El problema es que ni siquiera el resultado prometido es lo que parece. Perder 10 libras de agua y glucógeno no cambia la forma en que te queda la ropa de la manera significativa que lo haría perder 10 libras de grasa. Y el rebote es genuinamente desmoralizador: he hablado con personas que se sentían fracasadas después de recuperar peso con esta dieta, sin entender que la recuperación era fisiológicamente inevitable. un diario de nutrición o un libro de planificacion de dieta centrarse en enfoques sostenibles les habría ahorrado semanas de miseria.
Qué funciona mejor para el mismo objetivo
Si realmente desea verse significativamente diferente en un par de semanas para un evento específico, la respuesta honesta es que dos semanas de alimentación deficitaria moderada y constante combinada con una reducción de sodio (que reduce la retención de agua) y ejercicio de resistencia harán más que un ayuno de sopa. un escala de alimentos y una aplicación de seguimiento de calorías es menos dramática que una dieta de moda, pero produce resultados que perduran más allá del evento. proteína en polvo puede ayudar si tiene dificultades para mantenerse lleno con un déficit moderado.

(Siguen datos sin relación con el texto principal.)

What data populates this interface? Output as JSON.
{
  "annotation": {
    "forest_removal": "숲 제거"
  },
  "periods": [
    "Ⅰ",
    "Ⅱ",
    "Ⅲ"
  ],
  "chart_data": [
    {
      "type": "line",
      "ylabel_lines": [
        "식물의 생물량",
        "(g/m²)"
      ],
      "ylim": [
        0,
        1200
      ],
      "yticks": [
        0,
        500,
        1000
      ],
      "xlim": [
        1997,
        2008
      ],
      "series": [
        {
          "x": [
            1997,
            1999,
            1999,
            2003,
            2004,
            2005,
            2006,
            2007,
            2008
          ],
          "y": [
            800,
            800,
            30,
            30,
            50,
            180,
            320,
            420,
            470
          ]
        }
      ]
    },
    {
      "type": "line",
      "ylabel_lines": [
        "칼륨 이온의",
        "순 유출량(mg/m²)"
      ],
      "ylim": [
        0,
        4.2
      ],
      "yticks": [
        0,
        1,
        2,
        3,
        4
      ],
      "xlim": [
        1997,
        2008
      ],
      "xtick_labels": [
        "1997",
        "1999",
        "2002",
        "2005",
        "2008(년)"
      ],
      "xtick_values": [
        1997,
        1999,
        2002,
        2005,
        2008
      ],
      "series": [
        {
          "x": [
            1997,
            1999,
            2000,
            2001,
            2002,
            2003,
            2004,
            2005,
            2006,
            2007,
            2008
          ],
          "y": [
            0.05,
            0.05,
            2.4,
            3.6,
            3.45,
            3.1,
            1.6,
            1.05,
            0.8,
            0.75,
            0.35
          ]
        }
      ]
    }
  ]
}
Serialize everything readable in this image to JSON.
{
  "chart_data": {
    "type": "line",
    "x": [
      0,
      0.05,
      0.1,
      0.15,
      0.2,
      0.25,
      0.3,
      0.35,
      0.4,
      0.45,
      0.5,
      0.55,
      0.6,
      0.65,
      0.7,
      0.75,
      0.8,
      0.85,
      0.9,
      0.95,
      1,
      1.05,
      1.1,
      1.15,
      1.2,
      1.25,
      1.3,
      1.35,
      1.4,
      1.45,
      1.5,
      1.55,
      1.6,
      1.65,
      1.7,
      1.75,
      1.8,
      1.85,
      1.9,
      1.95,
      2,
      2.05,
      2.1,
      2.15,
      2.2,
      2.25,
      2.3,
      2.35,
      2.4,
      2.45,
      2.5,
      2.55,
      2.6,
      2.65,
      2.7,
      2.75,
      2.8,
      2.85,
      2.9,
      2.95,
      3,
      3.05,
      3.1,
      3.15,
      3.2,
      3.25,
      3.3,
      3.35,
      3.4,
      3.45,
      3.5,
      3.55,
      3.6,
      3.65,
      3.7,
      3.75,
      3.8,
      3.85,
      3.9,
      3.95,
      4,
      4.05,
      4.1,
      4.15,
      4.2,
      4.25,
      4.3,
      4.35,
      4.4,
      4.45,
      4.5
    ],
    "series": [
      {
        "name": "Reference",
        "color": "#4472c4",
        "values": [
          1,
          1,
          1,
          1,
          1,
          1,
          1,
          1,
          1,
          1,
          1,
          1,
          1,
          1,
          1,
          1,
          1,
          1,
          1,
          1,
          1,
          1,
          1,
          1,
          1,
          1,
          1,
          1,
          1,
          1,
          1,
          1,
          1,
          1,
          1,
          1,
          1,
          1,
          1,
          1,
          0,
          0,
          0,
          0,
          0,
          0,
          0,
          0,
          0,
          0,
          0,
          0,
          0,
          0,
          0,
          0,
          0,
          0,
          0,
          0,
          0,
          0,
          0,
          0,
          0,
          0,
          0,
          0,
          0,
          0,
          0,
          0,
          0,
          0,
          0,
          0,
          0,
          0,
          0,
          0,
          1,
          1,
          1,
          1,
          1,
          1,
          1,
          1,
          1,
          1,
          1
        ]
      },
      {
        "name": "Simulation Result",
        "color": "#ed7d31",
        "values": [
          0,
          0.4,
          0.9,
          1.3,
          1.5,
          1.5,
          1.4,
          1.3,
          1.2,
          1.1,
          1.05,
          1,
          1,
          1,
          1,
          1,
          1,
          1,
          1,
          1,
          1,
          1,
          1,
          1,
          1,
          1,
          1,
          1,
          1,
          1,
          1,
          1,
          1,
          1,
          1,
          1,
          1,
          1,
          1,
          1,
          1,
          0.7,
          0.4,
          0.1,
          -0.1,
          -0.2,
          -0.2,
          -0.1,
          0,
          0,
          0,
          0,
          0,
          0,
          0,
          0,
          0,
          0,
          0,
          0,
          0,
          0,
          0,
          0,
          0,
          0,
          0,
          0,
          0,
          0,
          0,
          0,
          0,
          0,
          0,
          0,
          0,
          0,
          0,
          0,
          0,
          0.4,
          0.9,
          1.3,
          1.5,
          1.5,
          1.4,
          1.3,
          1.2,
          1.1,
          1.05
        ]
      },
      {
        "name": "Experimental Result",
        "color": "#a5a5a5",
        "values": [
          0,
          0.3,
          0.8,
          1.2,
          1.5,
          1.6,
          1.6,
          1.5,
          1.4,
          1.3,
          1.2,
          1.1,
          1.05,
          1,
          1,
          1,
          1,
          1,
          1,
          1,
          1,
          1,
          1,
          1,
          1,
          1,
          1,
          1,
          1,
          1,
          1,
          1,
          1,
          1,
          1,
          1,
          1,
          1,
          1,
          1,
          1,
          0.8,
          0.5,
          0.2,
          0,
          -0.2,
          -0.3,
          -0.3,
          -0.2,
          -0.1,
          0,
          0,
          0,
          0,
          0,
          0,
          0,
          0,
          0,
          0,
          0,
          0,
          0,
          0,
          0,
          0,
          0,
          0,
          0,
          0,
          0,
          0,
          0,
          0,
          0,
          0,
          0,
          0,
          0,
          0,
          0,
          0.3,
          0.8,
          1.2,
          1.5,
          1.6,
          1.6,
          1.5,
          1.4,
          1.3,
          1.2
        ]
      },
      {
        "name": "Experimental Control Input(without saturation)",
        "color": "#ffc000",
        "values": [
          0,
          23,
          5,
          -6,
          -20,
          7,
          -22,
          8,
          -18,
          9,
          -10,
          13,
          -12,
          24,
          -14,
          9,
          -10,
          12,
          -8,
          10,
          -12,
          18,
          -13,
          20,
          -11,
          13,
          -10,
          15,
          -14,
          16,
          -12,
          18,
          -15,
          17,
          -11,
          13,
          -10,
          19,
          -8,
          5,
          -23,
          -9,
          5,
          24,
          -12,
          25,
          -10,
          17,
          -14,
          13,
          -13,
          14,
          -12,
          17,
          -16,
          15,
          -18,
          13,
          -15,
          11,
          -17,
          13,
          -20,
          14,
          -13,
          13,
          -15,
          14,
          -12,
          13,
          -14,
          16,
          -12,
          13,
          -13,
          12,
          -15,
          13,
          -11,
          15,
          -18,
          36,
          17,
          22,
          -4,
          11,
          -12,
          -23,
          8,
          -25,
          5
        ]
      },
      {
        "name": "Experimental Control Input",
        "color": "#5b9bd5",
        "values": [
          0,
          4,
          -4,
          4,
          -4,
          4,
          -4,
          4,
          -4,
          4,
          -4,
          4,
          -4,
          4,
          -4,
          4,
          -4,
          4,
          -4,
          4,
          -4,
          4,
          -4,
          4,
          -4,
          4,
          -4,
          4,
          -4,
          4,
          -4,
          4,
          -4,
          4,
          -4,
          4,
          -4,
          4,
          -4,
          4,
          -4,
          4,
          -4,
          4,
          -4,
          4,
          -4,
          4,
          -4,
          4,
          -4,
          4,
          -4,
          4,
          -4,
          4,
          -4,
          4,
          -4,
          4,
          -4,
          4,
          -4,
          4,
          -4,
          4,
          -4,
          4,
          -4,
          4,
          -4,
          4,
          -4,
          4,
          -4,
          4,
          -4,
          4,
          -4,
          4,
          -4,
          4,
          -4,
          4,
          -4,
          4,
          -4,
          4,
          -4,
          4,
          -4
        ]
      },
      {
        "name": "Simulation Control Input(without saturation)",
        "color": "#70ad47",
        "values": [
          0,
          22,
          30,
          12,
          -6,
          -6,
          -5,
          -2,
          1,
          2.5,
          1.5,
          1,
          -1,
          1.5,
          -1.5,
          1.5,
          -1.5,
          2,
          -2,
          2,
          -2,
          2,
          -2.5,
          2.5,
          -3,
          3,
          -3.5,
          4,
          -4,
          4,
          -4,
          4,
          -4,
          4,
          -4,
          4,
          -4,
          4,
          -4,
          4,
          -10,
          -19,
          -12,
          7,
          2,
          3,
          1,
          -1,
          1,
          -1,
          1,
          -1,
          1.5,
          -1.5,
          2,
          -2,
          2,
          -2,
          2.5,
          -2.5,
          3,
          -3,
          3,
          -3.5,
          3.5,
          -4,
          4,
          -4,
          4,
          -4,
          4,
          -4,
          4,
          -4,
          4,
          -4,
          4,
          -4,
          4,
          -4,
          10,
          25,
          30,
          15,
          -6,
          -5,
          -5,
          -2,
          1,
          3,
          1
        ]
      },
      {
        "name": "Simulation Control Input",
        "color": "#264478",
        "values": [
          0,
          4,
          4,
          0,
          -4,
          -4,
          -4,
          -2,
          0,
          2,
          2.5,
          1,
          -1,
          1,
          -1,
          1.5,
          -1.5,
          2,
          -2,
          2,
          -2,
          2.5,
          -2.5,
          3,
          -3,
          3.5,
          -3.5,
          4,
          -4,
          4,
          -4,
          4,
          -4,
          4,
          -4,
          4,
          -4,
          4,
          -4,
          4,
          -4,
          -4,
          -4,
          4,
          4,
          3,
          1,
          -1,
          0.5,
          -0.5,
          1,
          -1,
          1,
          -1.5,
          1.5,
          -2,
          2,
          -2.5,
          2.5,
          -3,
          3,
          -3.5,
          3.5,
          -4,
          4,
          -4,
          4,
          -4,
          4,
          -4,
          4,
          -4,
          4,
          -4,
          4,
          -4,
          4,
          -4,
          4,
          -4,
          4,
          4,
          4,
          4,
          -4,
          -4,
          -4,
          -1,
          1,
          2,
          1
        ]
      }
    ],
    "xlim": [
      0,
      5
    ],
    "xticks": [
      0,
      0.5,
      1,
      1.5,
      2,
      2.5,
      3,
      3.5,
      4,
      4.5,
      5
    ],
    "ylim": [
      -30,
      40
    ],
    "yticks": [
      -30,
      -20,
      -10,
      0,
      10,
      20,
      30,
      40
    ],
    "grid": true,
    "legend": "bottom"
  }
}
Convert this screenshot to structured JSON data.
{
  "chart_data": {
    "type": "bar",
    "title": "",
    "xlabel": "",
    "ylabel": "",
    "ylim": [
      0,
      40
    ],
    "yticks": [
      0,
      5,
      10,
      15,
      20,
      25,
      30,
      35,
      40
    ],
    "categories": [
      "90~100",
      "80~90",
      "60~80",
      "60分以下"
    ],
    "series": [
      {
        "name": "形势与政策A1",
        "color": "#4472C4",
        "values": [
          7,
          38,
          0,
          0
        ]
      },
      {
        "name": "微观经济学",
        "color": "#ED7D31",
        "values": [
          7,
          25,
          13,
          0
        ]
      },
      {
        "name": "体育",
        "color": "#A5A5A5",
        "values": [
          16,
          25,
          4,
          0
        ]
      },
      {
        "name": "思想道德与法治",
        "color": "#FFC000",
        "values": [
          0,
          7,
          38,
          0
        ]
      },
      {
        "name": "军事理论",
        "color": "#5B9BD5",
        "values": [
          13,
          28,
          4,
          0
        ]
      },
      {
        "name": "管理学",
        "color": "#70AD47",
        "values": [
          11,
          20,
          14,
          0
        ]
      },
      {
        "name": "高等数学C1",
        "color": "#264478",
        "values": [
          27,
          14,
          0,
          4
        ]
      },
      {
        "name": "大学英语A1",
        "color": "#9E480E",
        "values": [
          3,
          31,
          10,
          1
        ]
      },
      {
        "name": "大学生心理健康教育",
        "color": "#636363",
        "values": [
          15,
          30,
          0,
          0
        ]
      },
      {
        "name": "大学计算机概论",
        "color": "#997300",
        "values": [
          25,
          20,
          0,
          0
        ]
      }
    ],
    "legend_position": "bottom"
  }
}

Para cualquiera que se enfrente a un objetivo de control de peso a largo plazo, la dieta de la sopa de repollo es aún menos apropiada. No enseña nada sobre alimentación sostenible, refuerza la idea de que la privación es lo que significa perder peso y hace que todo el proyecto parezca punitivo en lugar de manejable.
Lo que me saltaría
Me saltaría este por completo. No porque una semana de sopa suene desagradable (aunque lo es), sino porque el mecanismo detrás de los "resultados" es engañoso y el rebote está casi garantizado. No existe una versión de esta dieta que proporcione un cambio duradero: sólo un movimiento temporal de escala que tiende a revertirse con el interés.
La conclusión: la dieta de la sopa de repollo sobrevive porque promete algo emocionalmente atractivo. Lo que ofrece es pérdida de peso por agua, monotonía nutricional y una alta probabilidad de recuperar todo lo perdido. Existen mejores opciones para casi todos los objetivos a los que se aplica esta dieta. Este no es un consejo médico; hable con su médico antes de realizar cambios importantes en su dieta.